Elektabilitas Meroket, PAN Lirik Gus Ipul

122
kompas.id

JAKARTA-Merajainya elektabilitas Saifullah Yusuf dalam berbagai survey membuat Partai Amanat Nasional (PAN) berpikir ulang untuk mendukung cagub lainnya di Pilkada Jawa Timur 2018. Apalagi hingga saat ini belum ada kader internal PAN yang berminat maju.  “Bisa saja Syaifullah Yusuf untuk cagub Jawa Timur karena secara sejarah kita sangat dekat dengan PKB,” kata Politisi PAN, Achmad Hafisz Tohir di Jakarta, Selasa (13/6/2017).

Sejauh ini wakil gubenur Jawa Timur itu diusung oleh Partai Kebangkitan Bangsa (PKB). Sedangkan PDIP telah mengisyaratkan minatnya untuk memberi dukungan kepada pria yang akrab disapa Gus Ipul itu setelah Wali Kota Surabaya Tri Rismaharini menolak untuk dicalonkan.

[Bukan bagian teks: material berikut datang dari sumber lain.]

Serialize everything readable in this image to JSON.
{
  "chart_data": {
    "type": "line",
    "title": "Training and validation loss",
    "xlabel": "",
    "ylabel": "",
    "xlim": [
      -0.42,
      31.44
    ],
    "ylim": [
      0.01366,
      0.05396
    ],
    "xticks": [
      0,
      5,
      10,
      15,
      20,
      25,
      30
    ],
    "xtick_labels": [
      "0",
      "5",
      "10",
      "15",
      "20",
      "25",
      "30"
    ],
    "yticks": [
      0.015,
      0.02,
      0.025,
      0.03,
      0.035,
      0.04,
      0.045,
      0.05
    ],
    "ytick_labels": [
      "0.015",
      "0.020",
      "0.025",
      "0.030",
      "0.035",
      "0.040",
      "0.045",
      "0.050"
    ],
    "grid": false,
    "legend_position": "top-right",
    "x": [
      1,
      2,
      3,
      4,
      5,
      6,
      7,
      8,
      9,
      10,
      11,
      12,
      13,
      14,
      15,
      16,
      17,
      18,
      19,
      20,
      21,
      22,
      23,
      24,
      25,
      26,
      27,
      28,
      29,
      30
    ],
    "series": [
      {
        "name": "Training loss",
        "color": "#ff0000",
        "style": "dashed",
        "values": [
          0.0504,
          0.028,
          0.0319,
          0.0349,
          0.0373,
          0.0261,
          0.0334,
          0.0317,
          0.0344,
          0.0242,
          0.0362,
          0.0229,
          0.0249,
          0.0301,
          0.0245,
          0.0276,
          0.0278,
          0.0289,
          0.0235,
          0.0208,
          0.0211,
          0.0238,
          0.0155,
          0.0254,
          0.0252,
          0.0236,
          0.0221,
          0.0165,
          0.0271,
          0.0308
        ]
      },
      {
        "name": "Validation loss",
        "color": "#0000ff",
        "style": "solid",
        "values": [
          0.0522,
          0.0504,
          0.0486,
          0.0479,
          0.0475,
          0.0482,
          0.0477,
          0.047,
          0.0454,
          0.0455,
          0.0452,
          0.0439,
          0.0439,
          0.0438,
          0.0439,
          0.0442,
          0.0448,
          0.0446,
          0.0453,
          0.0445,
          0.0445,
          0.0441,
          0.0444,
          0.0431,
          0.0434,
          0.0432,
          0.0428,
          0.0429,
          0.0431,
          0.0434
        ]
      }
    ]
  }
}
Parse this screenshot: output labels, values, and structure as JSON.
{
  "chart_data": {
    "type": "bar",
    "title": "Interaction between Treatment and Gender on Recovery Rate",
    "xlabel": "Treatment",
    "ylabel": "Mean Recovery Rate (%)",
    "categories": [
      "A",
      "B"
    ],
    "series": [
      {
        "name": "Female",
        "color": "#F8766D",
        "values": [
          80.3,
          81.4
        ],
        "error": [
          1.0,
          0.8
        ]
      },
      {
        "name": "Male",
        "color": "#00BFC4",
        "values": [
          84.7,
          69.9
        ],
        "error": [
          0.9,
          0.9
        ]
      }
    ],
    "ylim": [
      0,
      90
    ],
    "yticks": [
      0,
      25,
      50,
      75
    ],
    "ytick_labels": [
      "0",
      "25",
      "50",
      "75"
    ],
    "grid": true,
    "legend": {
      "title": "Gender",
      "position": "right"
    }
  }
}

Namun demikian, ujar Hafisz, hingga kini PAN belum menentukan pilihannya dan kondisinya masih cair. Dia juga menilai Khofifah Indar Parawansa juga merupakan calon potensial untuk maju. Hanya saja hingga kini belum ada kejelasan soal pecalonannya sehingga PAN juga masih akan melakukan kajian-kajian,” ujarnya.

Pada awalnya, kata Wakil Ketua Komisi XI DPR, PAN mendorong kader-kader kepala daerah yang saat ini menjabat seperti Bupati Bojonegoro dan mantan Bupati Lamongan. Begitu juga dengan para anggota DPR daerah pemilihan Jawa Timur seperti Eko Hendro Purnomo. “Saya kira kalau dari kader itu, secara pribadi elektabilitas masih di bawah,” ujar anggota Komisi XI DPR itu.

Berdasarkan hasil survei Poltracking, nama Saifullah Yusuf yang sudah didukung PKB menjadi calon kuat untuk memenangi Pilkada Jatim di atas nama Tri Rismaharini dan Khofifah Indar Parawansa. Survei Poltracking, menunjukkan Saifullah Yusuf menempati posisi pertama (32,29%) diikuti Tri Rismaharini (27,08%), Khofifah Indar Parawansa (19,11%) dan Abdullah A. Anas (8,47%) sebagai calon gubernur untuk Pilkada Jawa Timur 2018.